Wells Fargo establishes new office to oversee consumer practices

Wells Fargo is establishing a new division that will oversee the bank’s interactions with consumers — everything from providing advice on how products are priced to reviewing complaint data.

The Office of Consumer Practices will be led by Michael Lipsitz, a lawyer who joined the $1.9 trillion-asset bank last year from Santander USA, and who serves as chief regulatory and policy affairs executive at Wells Fargo.

Lipsitz, who reports to Chief Operating Officer Scott Powell, will head up a small team of senior bank employees charged with ensuring that the perspective of consumers plays a significant role in decision-making. The office’s work will be focused on two consumer-facing business units: Consumer Lending and Consumer and Small Business Banking.

Powell oversees regulatory execution at the scandal-plagued Wells Fargo. He said in an interview Tuesday that the new office is part of the bank’s efforts to bolster its risk and control infrastructure.

“It’s another part of our evolution, as we continue to build out our customer-centric culture,” Powell said. “It will be a step-by-step, multiyear journey.”

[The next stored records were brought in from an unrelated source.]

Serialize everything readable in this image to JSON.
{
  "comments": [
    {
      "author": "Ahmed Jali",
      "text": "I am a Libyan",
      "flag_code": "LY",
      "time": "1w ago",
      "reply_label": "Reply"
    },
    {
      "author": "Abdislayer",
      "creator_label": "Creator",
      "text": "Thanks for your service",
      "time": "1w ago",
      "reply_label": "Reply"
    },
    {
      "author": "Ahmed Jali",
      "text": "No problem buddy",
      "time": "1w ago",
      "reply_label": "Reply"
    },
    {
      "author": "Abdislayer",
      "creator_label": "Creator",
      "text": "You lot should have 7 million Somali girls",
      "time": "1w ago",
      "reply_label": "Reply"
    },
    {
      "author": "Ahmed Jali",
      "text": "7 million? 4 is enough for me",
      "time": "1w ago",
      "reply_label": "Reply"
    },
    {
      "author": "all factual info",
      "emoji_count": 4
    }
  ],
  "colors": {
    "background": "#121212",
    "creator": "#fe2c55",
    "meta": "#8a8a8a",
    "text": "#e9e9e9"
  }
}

Powell is the former CEO of Santander USA, where one of his major priorities was resolving the Spanish-owned bank’s many regulatory problems. Shortly after joining Wells Fargo in December 2019, Powell hired Michael Cleary, another onetime Santander executive, to head sales practices management and oversight.

Powell and Cleary are among a number of executives brought in by CEO Charlie Scharf to shore up regulatory compliance in the wake of a scandal in which employees were found to have opened accounts customers did not want or need in order to hit sales targets. The new team led by Lipsitz will take a broader view of the bank’s interactions with consumers.

For example, one of the office’s responsibilities will be to ensure that product terms, conditions and pricing are fair and transparent, Powell said.

Employees in the new office will also review complaint data to help identify trends and outcomes. And they will provide advice on policies and training related to employee interactions with consumers, including older adults and people with disabilities, according to the bank.

Scharf, who took over as Wells Fargo’s CEO in October 2019, has said that meeting regulatory requirements is the company’s top priority. Last week, Wells took one step forward with the announcement that it had been freed from a five-year-old enforcement action in connection with its controls for combating money laundering.

Wells Fargo is still operating under 10 public enforcement actions, including the costly asset cap imposed by the Federal Reserve Board in 2018.

The bank is scheduled to report its fourth-quarter results on Friday. It will be the first time that Wells reports results from the five operating units that Scharf established as part of a reorganization last year.